Character Arrays; Strings in C

Text is usually kept as an array of characters, as we did with line[ ] in the example above.  By convention in C, the last character in a character array should be a `\0' because most programs that manipulate character arrays expect it.  For example, printf uses the `\0' to detect the end of a character array when printing it out with a `%s'.We can copy a character array s into another t like this:
i = 0;
               while( (t[i]=s[i]) != '\0' )

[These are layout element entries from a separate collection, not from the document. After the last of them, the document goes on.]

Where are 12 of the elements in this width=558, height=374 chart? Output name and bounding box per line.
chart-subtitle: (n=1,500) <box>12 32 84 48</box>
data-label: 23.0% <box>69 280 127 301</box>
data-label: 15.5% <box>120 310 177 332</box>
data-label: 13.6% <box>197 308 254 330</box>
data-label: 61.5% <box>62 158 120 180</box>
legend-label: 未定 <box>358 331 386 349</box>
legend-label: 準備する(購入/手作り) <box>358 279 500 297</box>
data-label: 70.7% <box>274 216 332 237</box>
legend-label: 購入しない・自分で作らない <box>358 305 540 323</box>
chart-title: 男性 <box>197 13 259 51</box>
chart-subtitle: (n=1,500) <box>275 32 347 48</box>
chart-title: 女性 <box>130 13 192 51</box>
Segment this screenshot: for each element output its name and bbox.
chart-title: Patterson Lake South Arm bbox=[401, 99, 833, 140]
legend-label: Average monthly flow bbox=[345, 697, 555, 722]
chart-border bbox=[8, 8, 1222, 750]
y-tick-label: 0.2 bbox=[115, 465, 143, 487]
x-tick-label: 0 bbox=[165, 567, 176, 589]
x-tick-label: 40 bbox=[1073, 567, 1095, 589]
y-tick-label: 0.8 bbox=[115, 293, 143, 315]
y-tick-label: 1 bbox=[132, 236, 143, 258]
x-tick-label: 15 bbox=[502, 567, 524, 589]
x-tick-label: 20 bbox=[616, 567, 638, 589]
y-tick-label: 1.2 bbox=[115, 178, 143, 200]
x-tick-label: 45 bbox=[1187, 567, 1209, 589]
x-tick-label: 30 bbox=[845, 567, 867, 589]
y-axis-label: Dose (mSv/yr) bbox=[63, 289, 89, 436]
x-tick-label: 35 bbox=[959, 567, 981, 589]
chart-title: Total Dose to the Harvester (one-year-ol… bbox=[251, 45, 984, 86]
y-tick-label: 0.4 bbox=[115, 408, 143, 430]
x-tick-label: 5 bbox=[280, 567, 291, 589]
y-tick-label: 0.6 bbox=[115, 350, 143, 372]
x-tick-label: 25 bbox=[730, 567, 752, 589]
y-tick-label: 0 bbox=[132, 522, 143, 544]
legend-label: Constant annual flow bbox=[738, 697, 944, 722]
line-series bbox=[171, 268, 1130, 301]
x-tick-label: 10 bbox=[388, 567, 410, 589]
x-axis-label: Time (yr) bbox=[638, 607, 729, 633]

                       i++;
Most of the time we have to put in our own `\0' at the end of a string; if we want to print the line with printf, it's necessary.  This code prints the character count before the line:
main( ) {
               int n;
               char line[100];
               n = 0;
               while( (line[n++]=getchar( )) != '\n' );
               line[n] = '\0';
               printf("%d:\t%s", n, line);
       }
Here we increment n in the subscript itself, but only after the previous value has been used.  The character is read, placed in line[n], and only then n is incremented.There is one place and one place only where C puts in the `\0' at the end of a character array for you, and that is in the construction
"stuff between double quotes"
The compiler puts a `\0' at the end automatically.  Text enclosed in double quotes is called a string; its properties are precisely those of an (initialized) array of characters.